Expanded: There is a reason the staff turnover rate is so high! Management blame this on hiring ambitious people, but in actuality it's because it is a horrible place to work. There is no incentive to work here - the pay is way below the market average, there are no benefits despite what the company may tell you (I'm talking about real benefits - healthcare, bonuses, well-being days, company contribution for pensions etc). For instance, we recently had a department meeting where the department head unveiled some AMAZING new benefits we would receive. These included - Cutlery, milk alternatives, 9am starts, and MAYBE a coffee machine. I'm so excited to lap up these incredible benefits, it's going to be so great to start work at 9am, sipping my 'maybe coffee machine' coffee, stirring in my milk alternatives with plastic cutlery... what a life!

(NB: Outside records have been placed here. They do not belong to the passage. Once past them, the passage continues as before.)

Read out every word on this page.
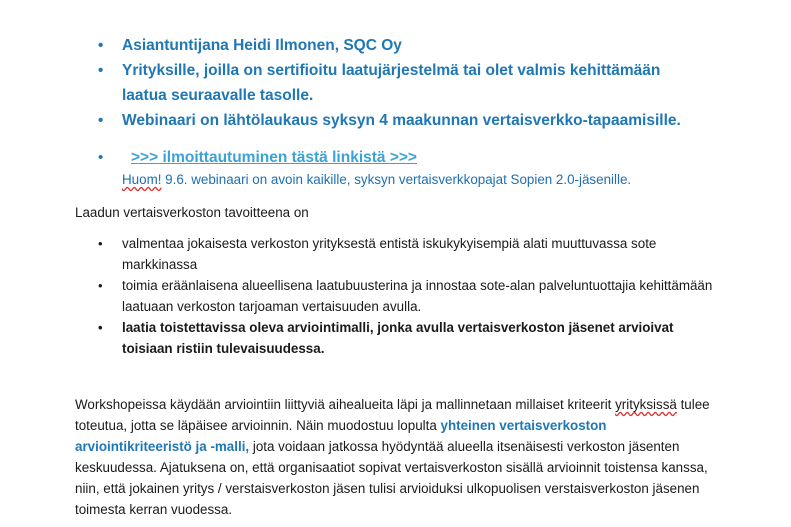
• Asiantuntijana Heidi Ilmonen, SQC Oy
• Yrityksille, joilla on sertifioitu laatujärjestelmä tai olet valmis kehittämään
laatua seuraavalle tasolle.
• Webinaari on lähtölaukaus syksyn 4 maakunnan vertaisverkko-tapaamisille.
• >>> ilmoittautuminen tästä linkistä >>>
Huom! 9.6. webinaari on avoin kaikille, syksyn vertaisverkkopajat Sopien 2.0-jäsenille.
Laadun vertaisverkoston tavoitteena on
• valmentaa jokaisesta verkoston yrityksestä entistä iskukykyisempiä alati muuttuvassa sote markkinassa
• toimia eräänlaisena alueellisena laatubuusterina ja innostaa sote-alan palveluntuottajia kehittämään laatuaan verkoston tarjoaman vertaisuuden avulla.
• laatia toistettavissa oleva arviointimalli, jonka avulla vertaisverkoston jäsenet arvioivat toisiaan ristiin tulevaisuudessa.
Workshopeissa käydään arviointiin liittyviä aihealueita läpi ja mallinnetaan millaiset kriteerit yrityksissä tulee toteutua, jotta se läpäisee arvioinnin. Näin muodostuu lopulta yhteinen vertaisverkoston arviointikriteeristö ja -malli, jota voidaan jatkossa hyödyntää alueella itsenäisesti verkoston jäsenten keskuudessa. Ajatuksena on, että organisaatiot sopivat vertaisverkoston sisällä arvioinnit toistensa kanssa, niin, että jokainen yritys / verstaisverkoston jäsen tulisi arvioiduksi ulkopuolisen verstaisverkoston jäsenen toimesta kerran vuodessa.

Management is largely useless, wilfully ignorant to the wants of their employees, and at times, offensive. Take one of the directors who repeatedly undermined a female director during a company wide meeting. Or the so-called twice weekly 'Customer Value Workshop', which hold no value what-so-ever because anyone who has spent time in the role can tell you that being a good CSM is entirely about understanding Use-Cases. So once you have some time under your belt these workshops are pointless, even though the managers will keep telling you they are compulsory if you want to be a "Rockstar" and deliver 'World class service".
These brings me nicely onto the next point of the rhetoric that the managers uses. They constantly call people "Rockstar of the week", "Platinum service", "superstar" - there is a sales atmosphere to the role, without any of the benefits of sales, such as commission. This sales atmosphere goes to the extent where they will publish peoples KPI's for the event called 'power hour' and name and shame the people who did the worst. Berating your own employee's is generally not a good tactic if you want them to perform better.